O Papa insiste em dizer que uma guerra em nome de Deus é inaceitável. Mas, para construir a paz - acrescenta -, é preciso também acabar com as "insidiosas desigualdades no acesso a bens essenciais, como a comida, a água, a casa, a saúde, e, por outro lado, as contínuas desigualdades entre homem e mulher", no exercício dos direitos fundamentais. Um reparo específico às culturas que insistem em reservar à mulher uma posição ainda fortemente sujeita ao arbítrio do homem.

Nesta mensagem para o Dia Mundial da Paz, o chefe da Igreja Católica destaca as gravíssimas carências de que sofrem muitas populações no continente africano. Origem de violentas reivindicações e um tremendo golpe infligido à paz.

De forma inédita, o Papa manifesta também sérias preocupações ecológicas, com o aumento das necessidades energéticas.

O desenvolvimento de algumas regiões do planeta está bloqueado devido ao aumento dos preços da energia e o Papa não hesita em colocar o dedo na ferida: Que acontecerá àquelas populações? Que injustiças provocará a corrida às fontes de energia?

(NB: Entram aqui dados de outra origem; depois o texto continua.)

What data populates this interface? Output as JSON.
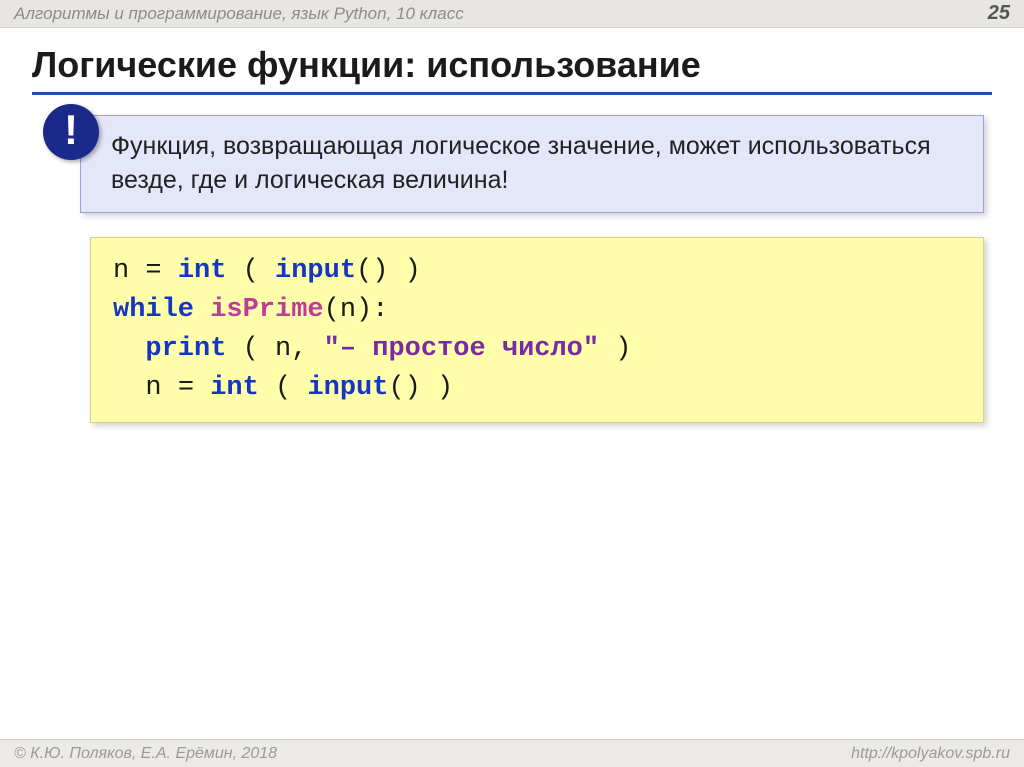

E como reagirão os excluídos desta corrida?, questiona o sumo pontífice.

Nesta mensagem, Bento XVI critica ainda o aborto e as pesquisas sobre os embriões e cita o antigo líder indiano Gandhi para reafirmar que os direitos do homem implicam também deveres.

A propósito, o Papa defende a aplicação do direito internacional humanitário a todas as situações de conflito armado, incluindo as não previstas pelo direito internacional em vigor.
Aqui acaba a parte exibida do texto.